Fall is, or was respectively, a small village (Kirchdorf) in the Lenggries municipality in Landkreis Bad Tölz-Wolfratshausen, Upper Bavaria, Germany. It is located on an peninsula of Lake Sylvenstein.

It is named after Faller Klamm, which is located northward. It had previously been called Am Fall and Zum Faal. The village is first mentioned as a farm house, in 1280.

In 1954, the old village was abandoned due to the construction of the Sylvenstein Dam (Sylvensteinspeicher).
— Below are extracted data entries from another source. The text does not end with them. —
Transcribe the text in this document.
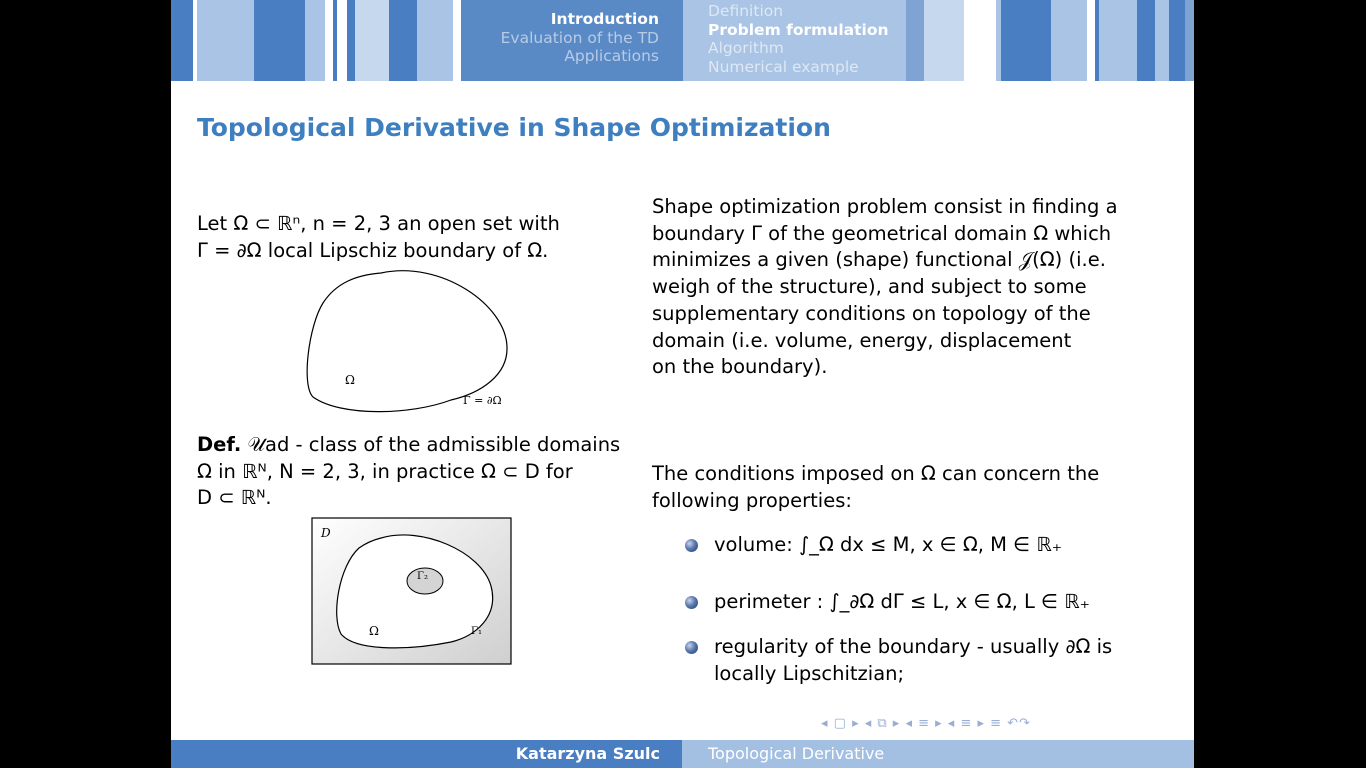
Introduction
Evaluation of the TD
Applications
Definition
Problem formulation
Algorithm
Numerical example
Topological Derivative in Shape Optimization
Let Ω ⊂ ℝⁿ, n = 2, 3 an open set with
Γ = ∂Ω local Lipschiz boundary of Ω.
Ω
Γ = ∂Ω
Def. 𝒰ad - class of the admissible domains
Ω in ℝᴺ, N = 2, 3, in practice Ω ⊂ D for
D ⊂ ℝᴺ.
D
Γ₂
Ω	Γ₁
Shape optimization problem consist in finding a
boundary Γ of the geometrical domain Ω which
minimizes a given (shape) functional 𝒥(Ω) (i.e.
weigh of the structure), and subject to some
supplementary conditions on topology of the
domain (i.e. volume, energy, displacement
on the boundary).
The conditions imposed on Ω can concern the
following properties:
volume: ∫_Ω dx ≤ M, x ∈ Ω, M ∈ ℝ₊
perimeter : ∫_∂Ω dΓ ≤ L, x ∈ Ω, L ∈ ℝ₊
regularity of the boundary - usually ∂Ω is
locally Lipschitzian;
◂ ▢ ▸ ◂ ⧉ ▸ ◂ ≡ ▸ ◂ ≡ ▸ ≡ ↶↷
Katarzyna Szulc	Topological Derivative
The village was flooded intentionally in 1959 and rebuilt (using the same name) at a height of 773 metres and 100 metres away from the former location.
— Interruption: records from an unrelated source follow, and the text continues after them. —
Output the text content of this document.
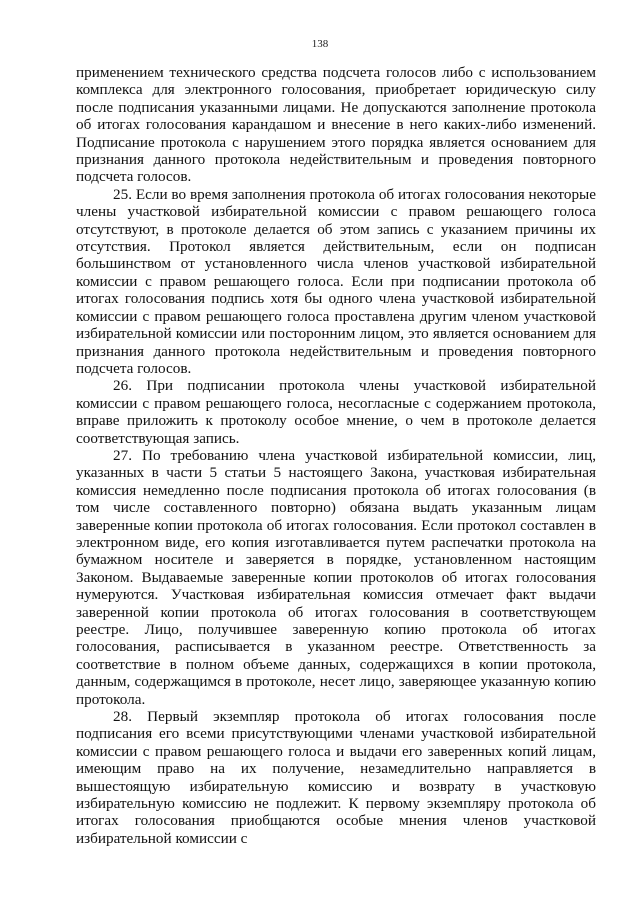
138

применением технического средства подсчета голосов либо с использованием комплекса для электронного голосования, приобретает юридическую силу после подписания указанными лицами. Не допускаются заполнение протокола об итогах голосования карандашом и внесение в него каких-либо изменений. Подписание протокола с нарушением этого порядка является основанием для признания данного протокола недействительным и проведения повторного подсчета голосов.

25. Если во время заполнения протокола об итогах голосования некоторые члены участковой избирательной комиссии с правом решающего голоса отсутствуют, в протоколе делается об этом запись с указанием причины их отсутствия. Протокол является действительным, если он подписан большинством от установленного числа членов участковой избирательной комиссии с правом решающего голоса. Если при подписании протокола об итогах голосования подпись хотя бы одного члена участковой избирательной комиссии с правом решающего голоса проставлена другим членом участковой избирательной комиссии или посторонним лицом, это является основанием для признания данного протокола недействительным и проведения повторного подсчета голосов.

26. При подписании протокола члены участковой избирательной комиссии с правом решающего голоса, несогласные с содержанием протокола, вправе приложить к протоколу особое мнение, о чем в протоколе делается соответствующая запись.

27. По требованию члена участковой избирательной комиссии, лиц, указанных в части 5 статьи 5 настоящего Закона, участковая избирательная комиссия немедленно после подписания протокола об итогах голосования (в том числе составленного повторно) обязана выдать указанным лицам заверенные копии протокола об итогах голосования. Если протокол составлен в электронном виде, его копия изготавливается путем распечатки протокола на бумажном носителе и заверяется в порядке, установленном настоящим Законом. Выдаваемые заверенные копии протоколов об итогах голосования нумеруются. Участковая избирательная комиссия отмечает факт выдачи заверенной копии протокола об итогах голосования в соответствующем реестре. Лицо, получившее заверенную копию протокола об итогах голосования, расписывается в указанном реестре. Ответственность за соответствие в полном объеме данных, содержащихся в копии протокола, данным, содержащимся в протоколе, несет лицо, заверяющее указанную копию протокола.

28. Первый экземпляр протокола об итогах голосования после подписания его всеми присутствующими членами участковой избирательной комиссии с правом решающего голоса и выдачи его заверенных копий лицам, имеющим право на их получение, незамедлительно направляется в вышестоящую избирательную комиссию и возврату в участковую избирательную комиссию не подлежит. К первому экземпляру протокола об итогах голосования приобщаются особые мнения членов участковой избирательной комиссии с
As of March 20, 2015, the village had a population of 111. The village is connected via Bundesstraße 307. A 329 metre long road bridge (built in 1959) named Faller-Klamm-Brücke spans the lake from the northeast.

== Literature ==
- Ludwig Ganghofer, Der Jäger von Fall. 1883. (Onlinefassung)
- Anton Böhm, Fall – Das versunkene Dorf. Selbstverlag, Rottach-Egern 2003.
- Anton Böhm, Fall – das Dorf und der Speicher (das Schicksal eines Dorfes). Selbstverlag, Rottach-Egern 2008.
- Stephan Bammer (Hrsg.): Die obere Isar - eine Zeitreise: Alt-Fall, Neu-Fall, Sylvensteinspeicher. Eder-Verlag, Lenggries 1997, ISBN 3-9805665-2-8.
- Vasco Boenisch, Martina Farmbauer, Versunkene Erinnerungen. Vor fünfzig Jahren verschwand ein ganzer Ort. In: Süddeutsche Zeitung. 14. November 2003.
- Neu-Fall, Oberbayern. In: Baumeister. Band 57, 1960, S. 540 f.
- Ein versunkenes Dorf taucht wieder auf. In: Süddeutsche Zeitung. 5. Dezember 2015.